Figure 7. Western blots of nuclear lysate, CD11b and DNA histograms show that Lyn knockdown enhances ATRA-roscovitine induced gene expression and myeloid differentiation.

(A, B) ATRA and ATRA plus roscovitine co-treated Lyn KD cells caused a modest increase in Lyn and the phospho-residue, pY416-c-Src, expression. (C) Lyn knockdown enhances Fgr expression in Lyn KD cells co-treated with ATRA and roscovitine. (D, E) Lyn knockdown enhances c-Raf and phospho- S289/296/301-c-Raf expression in Lyn KD cells co-treated with ATRA and Roscovitine (F). p27Kip1 protein expression upregulates in Lyn KD cells co-treated with ATRA and roscovitine (G–J). Total Cdk2, phospho-Cdk2Y15, phospho-Cdk2T160 and cyclin E1 downregulates in Lyn KD cells co-treated with ATRA and roscovitine (K, L). Cotreatment of Lyn KD cells also deceases total RB expression and induced hypophosphorylation at serine 608 (S608) of RB (M). TATA binding protein (TBP) was used as loading control. p < 0.05 comparing ATRA-treated samples to ATRA/Roscovitine-treated samples of either wild-type and Lyn-KD cells. (N) Cell cycle distribution showing the percentage of cells in G1/G0, S and G2/M was analyzed using flow cytometry with propidium iodide. ATRA/roscovitine-induced differentiation of Lyn KD stable cells marked by G1/G0 cell cycle arrest was enhanced compared to parental wild type cells. (O) CD11b expression assessed by flow cytometry with an APC-conjugated antibody. Lyn KD cells show enhanced CD11b expression in response to ATRA when compared to wild-type cells. Also, a difference in CD11b expression was found between ATRA/roscovitine-treated parental wild type and Lyn KD cells. All experiments shown are representative of three replicates..

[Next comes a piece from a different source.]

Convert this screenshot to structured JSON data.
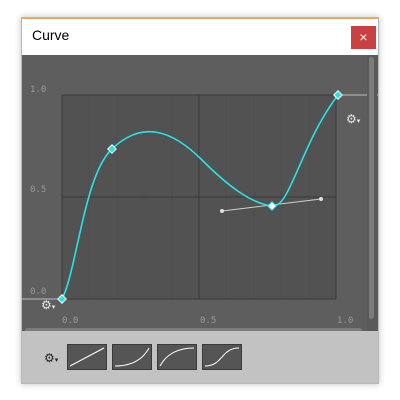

Figure 8. Hierarchical clustering and principal components analysis (PCA) of nuclear protein expression/activation in HL-60 wt and Lyn KD cells.

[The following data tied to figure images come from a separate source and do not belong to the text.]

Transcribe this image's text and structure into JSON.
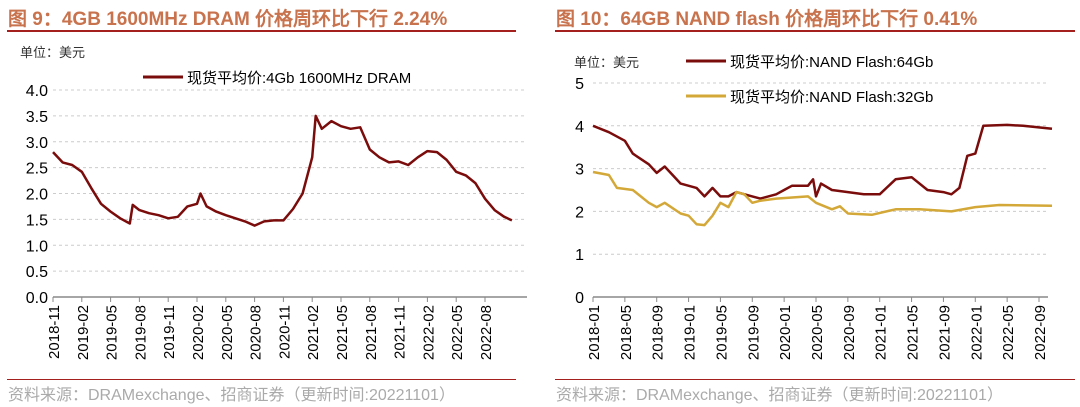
{
  "chart_data": [
    {
      "type": "line",
      "title": "图 9：4GB 1600MHz DRAM 价格周环比下行 2.24%",
      "unit_label": "单位：美元",
      "ylim": [
        0,
        4
      ],
      "yticks": [
        "0.0",
        "0.5",
        "1.0",
        "1.5",
        "2.0",
        "2.5",
        "3.0",
        "3.5",
        "4.0"
      ],
      "xticks": [
        "2018-11",
        "2019-02",
        "2019-05",
        "2019-08",
        "2019-11",
        "2020-02",
        "2020-05",
        "2020-08",
        "2020-11",
        "2021-02",
        "2021-05",
        "2021-08",
        "2021-11",
        "2022-02",
        "2022-05",
        "2022-08"
      ],
      "xlim": [
        "2018-11",
        "2022-11"
      ],
      "grid": true,
      "legend": "top",
      "source": "资料来源：DRAMexchange、招商证券（更新时间:20221101）",
      "series": [
        {
          "name": "现货平均价:4Gb 1600MHz DRAM",
          "color": "#7b0c0c",
          "x": [
            "2018-11",
            "2018-12",
            "2019-01",
            "2019-02",
            "2019-03",
            "2019-04",
            "2019-05",
            "2019-06",
            "2019-07",
            "2019-07-10",
            "2019-08",
            "2019-09",
            "2019-10",
            "2019-11",
            "2019-12",
            "2020-01",
            "2020-02",
            "2020-02-12",
            "2020-03",
            "2020-04",
            "2020-05",
            "2020-06",
            "2020-07",
            "2020-08",
            "2020-09",
            "2020-10",
            "2020-11",
            "2020-12",
            "2021-01",
            "2021-02",
            "2021-02-12",
            "2021-03",
            "2021-04",
            "2021-05",
            "2021-06",
            "2021-07",
            "2021-08",
            "2021-09",
            "2021-10",
            "2021-11",
            "2021-12",
            "2022-01",
            "2022-02",
            "2022-03",
            "2022-04",
            "2022-05",
            "2022-06",
            "2022-07",
            "2022-08",
            "2022-09",
            "2022-10",
            "2022-10-25"
          ],
          "y": [
            2.8,
            2.6,
            2.55,
            2.42,
            2.1,
            1.8,
            1.65,
            1.52,
            1.42,
            1.78,
            1.68,
            1.62,
            1.58,
            1.52,
            1.55,
            1.75,
            1.8,
            2.0,
            1.75,
            1.65,
            1.58,
            1.52,
            1.46,
            1.38,
            1.46,
            1.48,
            1.48,
            1.7,
            2.0,
            2.7,
            3.5,
            3.25,
            3.4,
            3.3,
            3.25,
            3.28,
            2.85,
            2.7,
            2.6,
            2.62,
            2.55,
            2.7,
            2.82,
            2.8,
            2.65,
            2.42,
            2.35,
            2.2,
            1.9,
            1.68,
            1.55,
            1.48
          ]
        }
      ]
    },
    {
      "type": "line",
      "title": "图 10：64GB NAND flash 价格周环比下行 0.41%",
      "unit_label": "单位：美元",
      "ylim": [
        0,
        5
      ],
      "yticks": [
        "0",
        "1",
        "2",
        "3",
        "4",
        "5"
      ],
      "xticks": [
        "2018-01",
        "2018-05",
        "2018-09",
        "2019-01",
        "2019-05",
        "2019-09",
        "2020-01",
        "2020-05",
        "2020-09",
        "2021-01",
        "2021-05",
        "2021-09",
        "2022-01",
        "2022-05",
        "2022-09"
      ],
      "xlim": [
        "2018-01",
        "2022-10-20"
      ],
      "grid": true,
      "legend": "top",
      "source": "资料来源：DRAMexchange、招商证券（更新时间:20221101）",
      "series": [
        {
          "name": "现货平均价:NAND Flash:64Gb",
          "color": "#7b0c0c",
          "x": [
            "2018-01",
            "2018-03",
            "2018-05",
            "2018-06",
            "2018-08",
            "2018-09",
            "2018-10",
            "2018-12",
            "2019-02",
            "2019-03",
            "2019-04",
            "2019-05",
            "2019-06",
            "2019-07",
            "2019-09",
            "2019-10",
            "2019-12",
            "2020-01",
            "2020-02",
            "2020-04",
            "2020-04-20",
            "2020-05",
            "2020-05-20",
            "2020-07",
            "2020-09",
            "2020-11",
            "2021-01",
            "2021-03",
            "2021-05",
            "2021-07",
            "2021-09",
            "2021-10",
            "2021-11",
            "2021-12",
            "2022-01",
            "2022-02",
            "2022-05",
            "2022-07",
            "2022-10-20"
          ],
          "y": [
            4.0,
            3.85,
            3.65,
            3.35,
            3.1,
            2.9,
            3.05,
            2.65,
            2.55,
            2.35,
            2.55,
            2.35,
            2.35,
            2.45,
            2.35,
            2.3,
            2.4,
            2.5,
            2.6,
            2.6,
            2.75,
            2.35,
            2.65,
            2.5,
            2.45,
            2.4,
            2.4,
            2.75,
            2.8,
            2.5,
            2.45,
            2.4,
            2.55,
            3.3,
            3.35,
            4.0,
            4.02,
            4.0,
            3.93
          ]
        },
        {
          "name": "现货平均价:NAND Flash:32Gb",
          "color": "#d4a838",
          "x": [
            "2018-01",
            "2018-03",
            "2018-04",
            "2018-06",
            "2018-08",
            "2018-09",
            "2018-10",
            "2018-12",
            "2019-01",
            "2019-02",
            "2019-03",
            "2019-04",
            "2019-05",
            "2019-06",
            "2019-07",
            "2019-08",
            "2019-09",
            "2019-10",
            "2019-12",
            "2020-04",
            "2020-05",
            "2020-07",
            "2020-08",
            "2020-09",
            "2020-12",
            "2021-03",
            "2021-06",
            "2021-10",
            "2022-01",
            "2022-04",
            "2022-10-20"
          ],
          "y": [
            2.92,
            2.85,
            2.55,
            2.5,
            2.2,
            2.1,
            2.2,
            1.95,
            1.9,
            1.7,
            1.68,
            1.9,
            2.2,
            2.1,
            2.45,
            2.4,
            2.2,
            2.25,
            2.3,
            2.35,
            2.2,
            2.05,
            2.12,
            1.95,
            1.92,
            2.05,
            2.05,
            2.0,
            2.1,
            2.15,
            2.13
          ]
        }
      ]
    }
  ]
}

(A) Clustering based on the expression and activation of nuclear molecules for HL-60 cells either untreated or treated with ATRA, roscovitine or ATRA plus roscovitine, was performed using the ‘pheatmap’ function available in the R package. (B) Contribution by principal components for HL-60 wt cells. (C) Molecular contributors of principal components and their coupling (coupling shown by color similarity) for HL-60 wt cells. (D) Hierarchical clustering of nuclear protein expression/activation for HL-60 Lyn KD cells. Clustering based on the expression and activation of nuclear molecules for HL-60 Lyn KD cells either untreated or treated with ATRA, roscovitine or ATRA plus roscovitine, was performed using the ‘pheatmap’ function available in the R package. (E) Contribution by principal components for HL-60 Lyn KD cells. (F) Molecular contributors of principal components and their coupling (by color) for HL-60 Lyn KD.

Figure 9

(A and B) Schematic diagram of ATRA-roscovitine induced modulation of nuclear molecules in wild-type and Lyn-KD HL-60 cells. Red/Green arrow shows flow of either Wt or Lyn KD HL-60 cells. Up/down arrows show effects shown to be affected by adding ATRA plus Roscovitine.